Understanding Life Insurance
By: Jason Cunningham
Term Insurance - Form of Insurance that
usually last for a certain period of time. (i.e. 30 year term) After term is over
you have to replace ice. No cash value usually in the
policy. Main types: Level Face-where the face or insurance amount is the same
throughout the period. Reducing Term-Usually coincides with mortgage or other
personal debt. The policy face or insurance amount decreases over time, often based on debt
obligations.
Whole Life -Type of insurance that you pay for
your entire life. Level premiums and usually can borrow from cash value. An
insurance that gives you the ability to have more insurance through the build-up of paid-up additions.
Universal Life - It is life insurance that is a
Combination of Whole Life and Term. Can build cash value, but is usually not
good for anything if it is allowed to lapse. Usually cheaper than whole life
but can last a lifetime if funded properly and sold correctly.
Variable Universal Life - A policy that is made of term and separate
accounts (not mutual funds) and has a designated face amount.
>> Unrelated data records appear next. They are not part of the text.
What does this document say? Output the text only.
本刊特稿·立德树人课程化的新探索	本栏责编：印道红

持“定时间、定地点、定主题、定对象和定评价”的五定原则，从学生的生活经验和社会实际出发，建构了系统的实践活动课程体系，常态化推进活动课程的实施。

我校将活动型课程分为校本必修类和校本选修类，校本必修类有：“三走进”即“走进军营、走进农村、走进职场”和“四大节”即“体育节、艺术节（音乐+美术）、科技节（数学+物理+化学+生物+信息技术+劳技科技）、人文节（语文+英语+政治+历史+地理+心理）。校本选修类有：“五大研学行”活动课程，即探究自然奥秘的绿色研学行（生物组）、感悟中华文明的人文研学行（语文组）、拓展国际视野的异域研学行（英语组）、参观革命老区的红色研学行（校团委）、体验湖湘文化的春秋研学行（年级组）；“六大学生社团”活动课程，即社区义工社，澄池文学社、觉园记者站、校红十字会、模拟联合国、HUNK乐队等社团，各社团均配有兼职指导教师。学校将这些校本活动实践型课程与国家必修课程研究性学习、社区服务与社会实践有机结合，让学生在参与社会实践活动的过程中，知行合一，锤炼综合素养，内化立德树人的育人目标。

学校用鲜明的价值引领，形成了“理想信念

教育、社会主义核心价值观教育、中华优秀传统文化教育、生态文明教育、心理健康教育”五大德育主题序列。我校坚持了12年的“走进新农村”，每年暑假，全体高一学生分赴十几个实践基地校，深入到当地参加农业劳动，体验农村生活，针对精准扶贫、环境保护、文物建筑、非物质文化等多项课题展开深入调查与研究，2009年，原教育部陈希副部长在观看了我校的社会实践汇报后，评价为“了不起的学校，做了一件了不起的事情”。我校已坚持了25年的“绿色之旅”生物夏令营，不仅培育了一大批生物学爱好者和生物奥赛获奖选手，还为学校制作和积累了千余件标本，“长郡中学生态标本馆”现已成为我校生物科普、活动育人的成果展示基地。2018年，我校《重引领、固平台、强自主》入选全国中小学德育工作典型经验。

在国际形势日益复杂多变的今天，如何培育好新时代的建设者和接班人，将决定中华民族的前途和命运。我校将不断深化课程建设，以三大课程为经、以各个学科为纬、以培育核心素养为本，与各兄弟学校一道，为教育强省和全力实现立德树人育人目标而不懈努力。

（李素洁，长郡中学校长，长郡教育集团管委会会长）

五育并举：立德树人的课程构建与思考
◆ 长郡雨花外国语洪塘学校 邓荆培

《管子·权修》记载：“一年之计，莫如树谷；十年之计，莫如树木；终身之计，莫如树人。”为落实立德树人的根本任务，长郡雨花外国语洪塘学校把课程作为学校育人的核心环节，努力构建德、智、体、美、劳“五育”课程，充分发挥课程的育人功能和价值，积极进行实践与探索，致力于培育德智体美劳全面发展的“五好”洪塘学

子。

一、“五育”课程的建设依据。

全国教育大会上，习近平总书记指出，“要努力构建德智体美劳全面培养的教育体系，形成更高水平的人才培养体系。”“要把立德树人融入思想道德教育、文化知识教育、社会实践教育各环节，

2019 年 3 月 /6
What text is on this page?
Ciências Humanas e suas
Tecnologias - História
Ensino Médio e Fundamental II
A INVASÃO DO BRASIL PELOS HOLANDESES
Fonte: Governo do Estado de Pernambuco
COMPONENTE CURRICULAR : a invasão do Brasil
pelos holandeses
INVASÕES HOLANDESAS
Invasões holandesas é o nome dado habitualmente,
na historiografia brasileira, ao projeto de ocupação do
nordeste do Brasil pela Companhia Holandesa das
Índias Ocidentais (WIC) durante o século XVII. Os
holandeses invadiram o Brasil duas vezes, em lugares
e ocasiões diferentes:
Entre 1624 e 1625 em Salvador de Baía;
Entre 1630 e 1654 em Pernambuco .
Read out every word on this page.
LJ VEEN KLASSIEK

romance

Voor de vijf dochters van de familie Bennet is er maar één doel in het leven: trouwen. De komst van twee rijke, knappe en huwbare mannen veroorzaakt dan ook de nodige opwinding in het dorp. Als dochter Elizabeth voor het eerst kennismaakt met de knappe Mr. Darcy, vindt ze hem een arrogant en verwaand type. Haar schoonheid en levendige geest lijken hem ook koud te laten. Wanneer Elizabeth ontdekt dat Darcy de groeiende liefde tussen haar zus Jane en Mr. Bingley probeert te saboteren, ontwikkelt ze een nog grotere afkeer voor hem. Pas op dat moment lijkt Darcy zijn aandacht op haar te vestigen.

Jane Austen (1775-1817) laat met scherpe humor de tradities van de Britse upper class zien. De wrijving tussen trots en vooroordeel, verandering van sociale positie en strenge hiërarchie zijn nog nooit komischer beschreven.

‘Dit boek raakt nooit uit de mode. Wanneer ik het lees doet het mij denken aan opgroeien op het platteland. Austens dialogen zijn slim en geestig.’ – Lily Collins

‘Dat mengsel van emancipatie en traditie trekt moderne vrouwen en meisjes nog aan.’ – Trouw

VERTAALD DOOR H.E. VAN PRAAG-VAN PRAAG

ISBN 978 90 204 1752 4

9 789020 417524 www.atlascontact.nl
Policies have
either a level face or an increasing face. The premise of the policy is to
hope that the separate accounts in the policy outperform the returns in the
other types of policies mentioned above. The cash value is based on the
market-based returns of the separate accounts in the policy minus any expenses
of the policy. The prospectus as well as a quarterly statement will reveal the
returns of the separate account.
Disclaimer: Always consult a financial profession
to determine what coverage is right for you.